Вениамин Александрович недоуменно глядел на него, не зная, что сказать. В другое время он, конечно, нашел бы нужные слова сочувствия и сострадания, но теперь, как бы запрограммировав себя только на восприятие положительного, даже подосадовал на старика — так не вовремя и не к месту он подвернулся.
— Чем же вам помочь? — спросил он. — Может, в дом перебраться?
— Успею, милый ты мой, успею... А ты посиди. Посиди со мной. Худо мне, худо! Никому не нужен. Забыт, позаброшен...
Вениамин Александрович глядел на него и с каждой минутой чувствовал себя все скованнее. Утешать? Но чем, как? И сидеть молча неудобно. Уйти?

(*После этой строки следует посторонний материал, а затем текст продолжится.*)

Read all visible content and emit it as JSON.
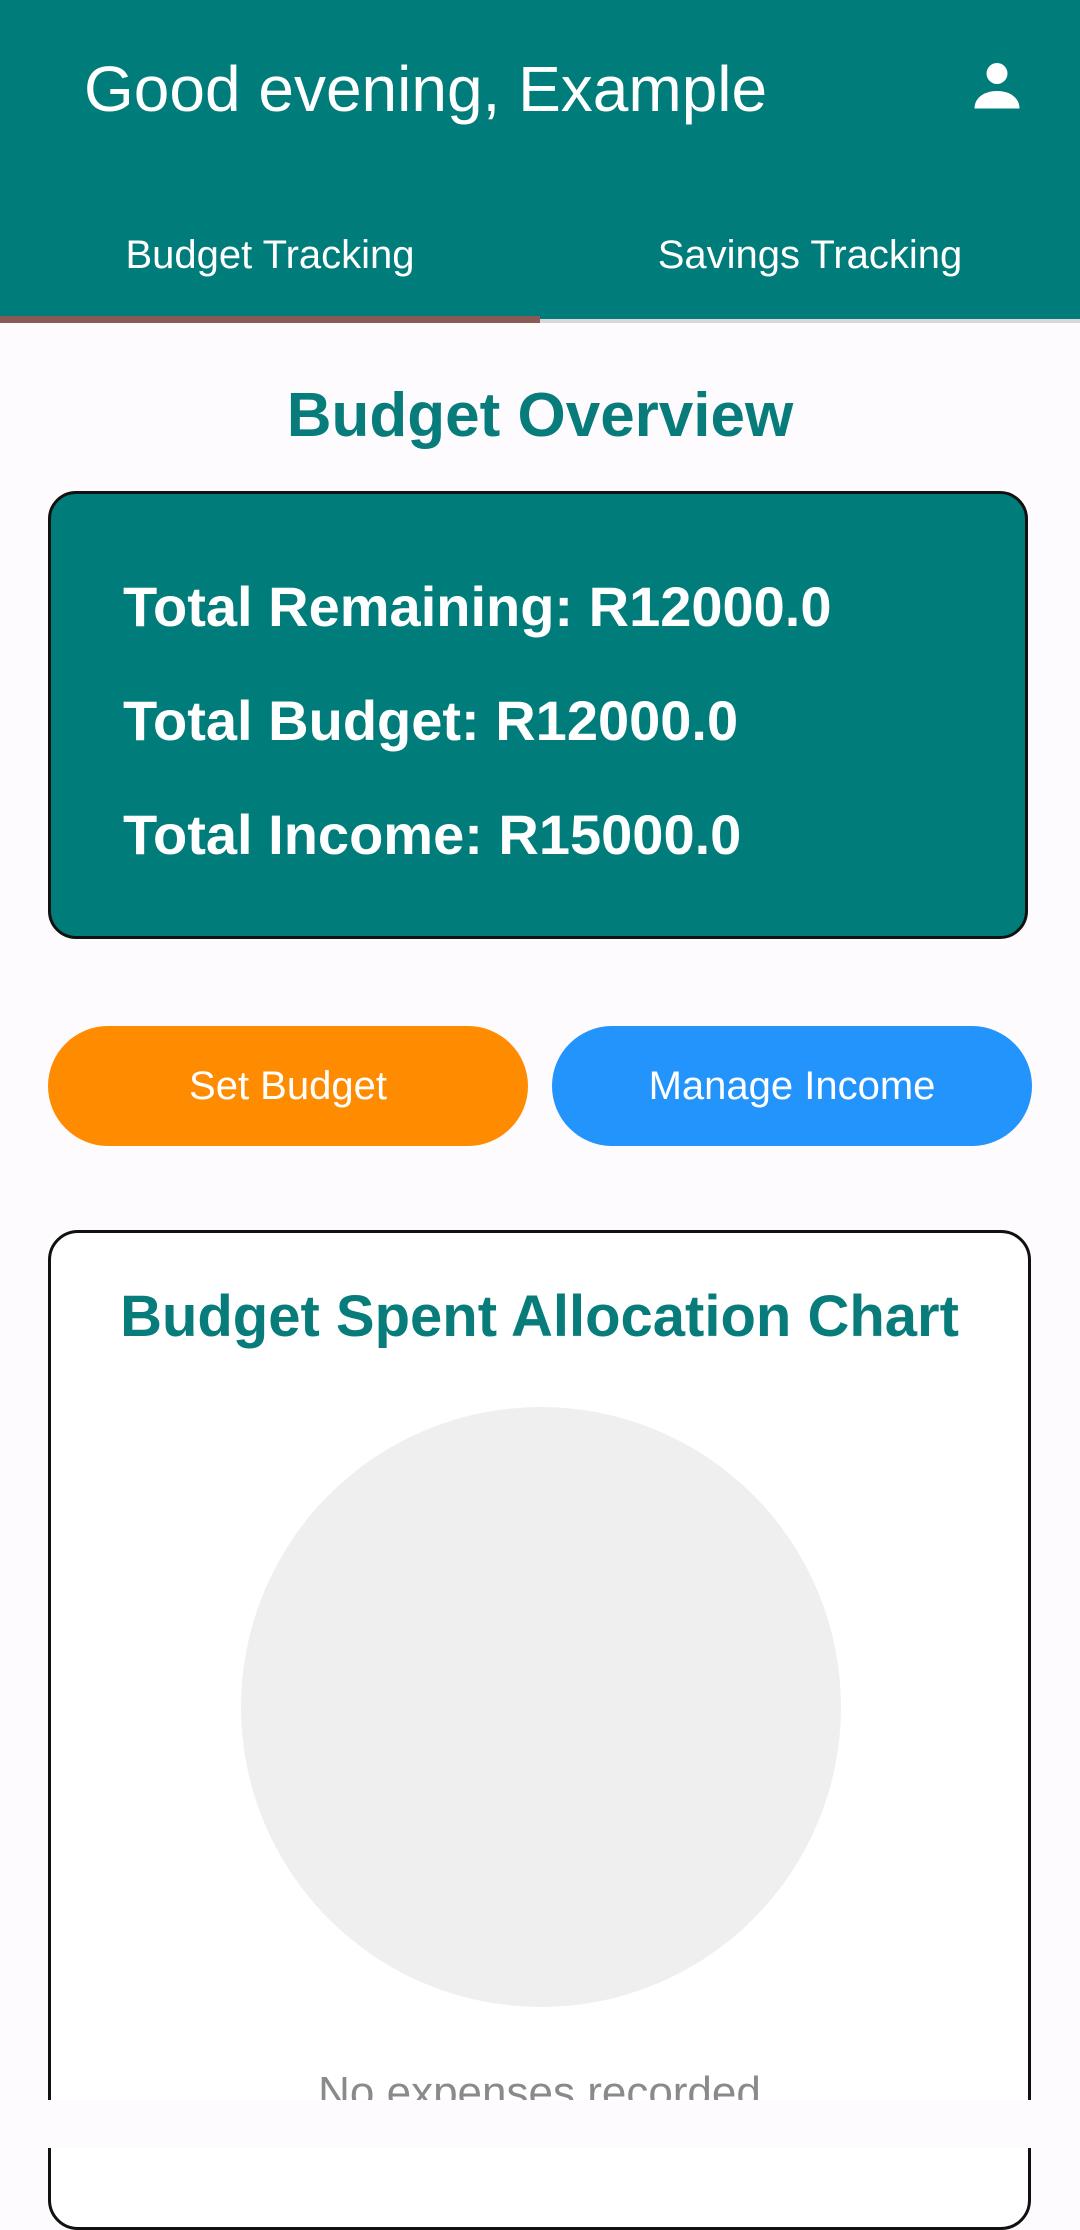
{
  "header": {
    "greeting": "Good evening, Example",
    "profile_icon": "person-icon"
  },
  "tabs": [
    {
      "label": "Budget Tracking",
      "selected": true
    },
    {
      "label": "Savings Tracking",
      "selected": false
    }
  ],
  "overview": {
    "title": "Budget Overview",
    "total_remaining": "Total Remaining: R12000.0",
    "total_budget": "Total Budget: R12000.0",
    "total_income": "Total Income: R15000.0"
  },
  "actions": {
    "set_budget": "Set Budget",
    "manage_income": "Manage Income"
  },
  "chart": {
    "title": "Budget Spent Allocation Chart",
    "empty_message": "No expenses recorded"
  },
  "chart_data": {
    "type": "pie",
    "title": "Budget Spent Allocation Chart",
    "categories": [],
    "values": []
  },
  "colors": {
    "primary": "#007c7b",
    "tab_indicator": "#8b5a57",
    "set_budget_button": "#ff8c00",
    "manage_income_button": "#2394fc",
    "empty_pie": "#efefef"
  }
}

Тоже как-то нехорошо... И все же, еще немного посидев, извинился, сославшись на занятость, и ушел.
«Какая жестокость! — думал он, возвращаясь домой. — Конечно, для памяти этот трагический монолог стоит занести в записную книжку, но вряд ли он пригодится».
Дома Елизавета словно только и ждала, когда он вернется. Сразу же приступила к дальнейшим расспросам.

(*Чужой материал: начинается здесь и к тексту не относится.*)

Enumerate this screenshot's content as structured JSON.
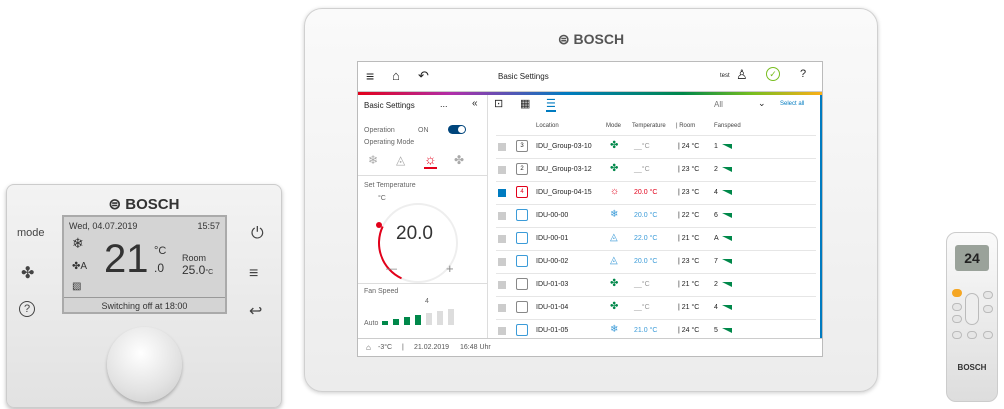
{
  "thermostat": {
    "brand": "BOSCH",
    "date": "Wed, 04.07.2019",
    "time": "15:57",
    "mode_label": "mode",
    "temp_main": "21",
    "temp_unit": "°C",
    "temp_decimal": ".0",
    "room_label": "Room",
    "room_temp": "25.0",
    "room_unit": "°C",
    "fan_auto": "A",
    "status": "Switching off at 18:00"
  },
  "tablet": {
    "brand": "BOSCH",
    "header_title": "Basic Settings",
    "user": "test",
    "help": "?",
    "left": {
      "title": "Basic Settings",
      "more": "...",
      "collapse": "«",
      "operation_label": "Operation",
      "operation_state": "ON",
      "operating_mode_label": "Operating Mode",
      "set_temp_label": "Set Temperature",
      "temp_unit": "°C",
      "set_temp": "20.0",
      "minus": "—",
      "plus": "+",
      "fan_speed_label": "Fan Speed",
      "fan_auto": "Auto",
      "fan_level": "4"
    },
    "filter": "All",
    "select_all": "Select all",
    "columns": [
      "Location",
      "Mode",
      "Temperature",
      "| Room",
      "Fanspeed"
    ],
    "rows": [
      {
        "badge": "3",
        "name": "IDU_Group-03-10",
        "mode": "fan",
        "temp": "__°C",
        "room": "| 24 °C",
        "fan": "1",
        "checked": false
      },
      {
        "badge": "2",
        "name": "IDU_Group-03-12",
        "mode": "fan",
        "temp": "__°C",
        "room": "| 23 °C",
        "fan": "2",
        "checked": false
      },
      {
        "badge": "4",
        "name": "IDU_Group-04-15",
        "mode": "heat",
        "temp": "20.0 °C",
        "room": "| 23 °C",
        "fan": "4",
        "checked": true
      },
      {
        "badge": "",
        "name": "IDU-00-00",
        "mode": "cool",
        "temp": "20.0 °C",
        "room": "| 22 °C",
        "fan": "6",
        "checked": false
      },
      {
        "badge": "",
        "name": "IDU-00-01",
        "mode": "dry",
        "temp": "22.0 °C",
        "room": "| 21 °C",
        "fan": "A",
        "checked": false
      },
      {
        "badge": "",
        "name": "IDU-00-02",
        "mode": "dry",
        "temp": "20.0 °C",
        "room": "| 23 °C",
        "fan": "7",
        "checked": false
      },
      {
        "badge": "",
        "name": "IDU-01-03",
        "mode": "fan",
        "temp": "__°C",
        "room": "| 21 °C",
        "fan": "2",
        "checked": false
      },
      {
        "badge": "",
        "name": "IDU-01-04",
        "mode": "fan",
        "temp": "__°C",
        "room": "| 21 °C",
        "fan": "4",
        "checked": false
      },
      {
        "badge": "",
        "name": "IDU-01-05",
        "mode": "cool",
        "temp": "21.0 °C",
        "room": "| 24 °C",
        "fan": "5",
        "checked": false
      }
    ],
    "footer_temp": "-3°C",
    "footer_date": "21.02.2019",
    "footer_time": "16:48 Uhr"
  },
  "remote": {
    "display": "24",
    "brand": "BOSCH"
  },
  "colors": {
    "accent": "#007bc0",
    "heat": "#e2001a",
    "cool": "#3b9bd8",
    "fan": "#00884a"
  }
}
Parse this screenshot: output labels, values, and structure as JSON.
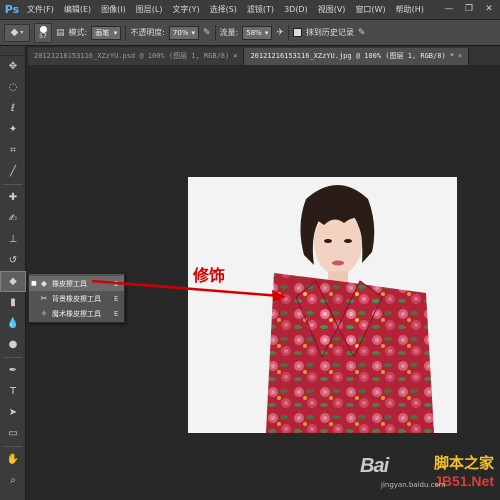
{
  "app": {
    "logo": "Ps"
  },
  "menu": [
    "文件(F)",
    "编辑(E)",
    "图像(I)",
    "图层(L)",
    "文字(Y)",
    "选择(S)",
    "滤镜(T)",
    "3D(D)",
    "视图(V)",
    "窗口(W)",
    "帮助(H)"
  ],
  "window_controls": [
    "—",
    "❐",
    "✕"
  ],
  "options": {
    "brush_size": "57",
    "mode_label": "模式:",
    "mode_value": "画笔",
    "opacity_label": "不透明度:",
    "opacity_value": "70%",
    "flow_label": "流量:",
    "flow_value": "58%",
    "erase_history_label": "抹到历史记录"
  },
  "tabs": [
    {
      "label": "20121216153116_XZzYU.psd @ 100% (图层 1, RGB/8)",
      "active": false
    },
    {
      "label": "20121216153116_XZzYU.jpg @ 100% (图层 1, RGB/8) *",
      "active": true
    }
  ],
  "flyout": {
    "items": [
      {
        "label": "橡皮擦工具",
        "key": "E",
        "selected": true
      },
      {
        "label": "背景橡皮擦工具",
        "key": "E",
        "selected": false
      },
      {
        "label": "魔术橡皮擦工具",
        "key": "E",
        "selected": false
      }
    ]
  },
  "annotation": {
    "label": "修饰",
    "color": "#d40000"
  },
  "watermark": {
    "baidu": "Bai",
    "jb_cn": "脚本之家",
    "jb_net": "JB51.Net",
    "url": "jingyan.baidu.com"
  },
  "colors": {
    "menubar": "#3c3c3c",
    "optbar": "#4a4a4a",
    "workspace": "#282828",
    "accent": "#5cb3ff"
  }
}
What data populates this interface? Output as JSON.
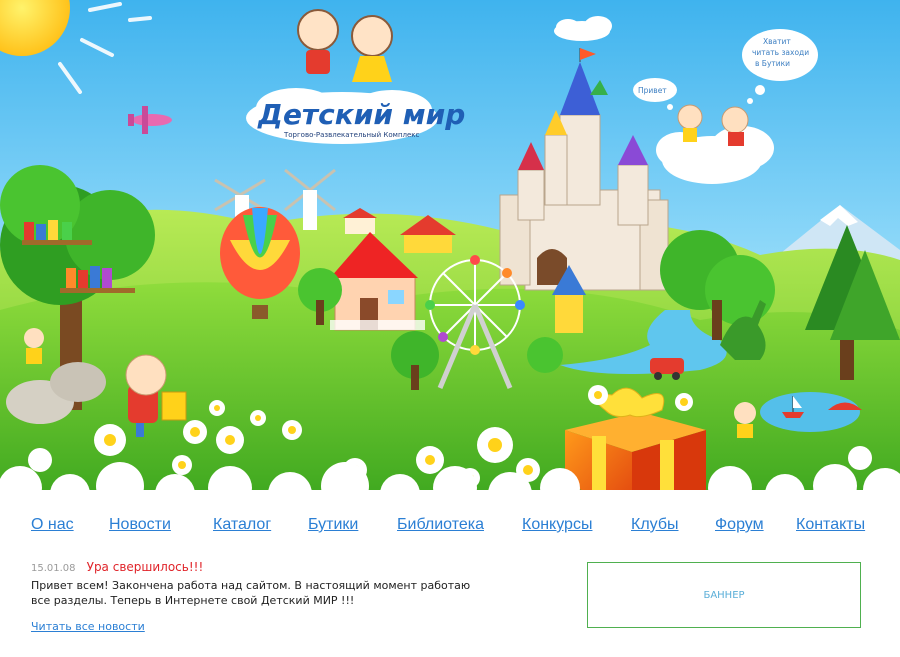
{
  "logo": {
    "title": "Детский мир",
    "subtitle": "Торгово-Развлекательный Комплекс"
  },
  "hero": {
    "bubble_hello": "Привет",
    "bubble_line1": "Хватит",
    "bubble_line2": "читать заходи",
    "bubble_line3": "в Бутики"
  },
  "nav": {
    "items": [
      {
        "label": "О нас"
      },
      {
        "label": "Новости"
      },
      {
        "label": "Каталог"
      },
      {
        "label": "Бутики"
      },
      {
        "label": "Библиотека"
      },
      {
        "label": "Конкурсы"
      },
      {
        "label": "Клубы"
      },
      {
        "label": "Форум"
      },
      {
        "label": "Контакты"
      }
    ]
  },
  "news": {
    "date": "15.01.08",
    "title": "Ура свершилось!!!",
    "body": "Привет всем!  Закончена работа над сайтом. В настоящий момент работаю все разделы. Теперь в Интернете свой Детский МИР !!!",
    "all_link": "Читать все новости"
  },
  "banner": {
    "label": "БАННЕР"
  },
  "colors": {
    "link": "#2b7fd4",
    "news_title": "#e0242a",
    "banner_border": "#4fb04f",
    "sky": "#7fd0f5",
    "grass": "#5cc23a"
  }
}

— А какая ж у тебя пенсия? — спросила она.
— Пенсия? — До пенсии Вениамину Александровичу было еще три года. Но уж коли назвался пенсионером, так покашливай. — Сто двадцать.
— Это за что ж тебе такую большую отвалили? — ахнула Елизавета.
— За работу.
— Всяк работает. Я вот тоже погнула спину, а всего двадцать шесть положили. Кем же ты был? Поди, начальником?
— Начальником.
— Оно и видно... А семья-то большая?
— Семья-то большая, да всех мужиков-то сын да вот я, — мрачно пошутил Вениамин Александрович.
— Какая ж большая? Вот нас у отца было восьмеро, да бабушка, да их двое. А тут чего... Да поди-ка и сын неплохо зарабатывает?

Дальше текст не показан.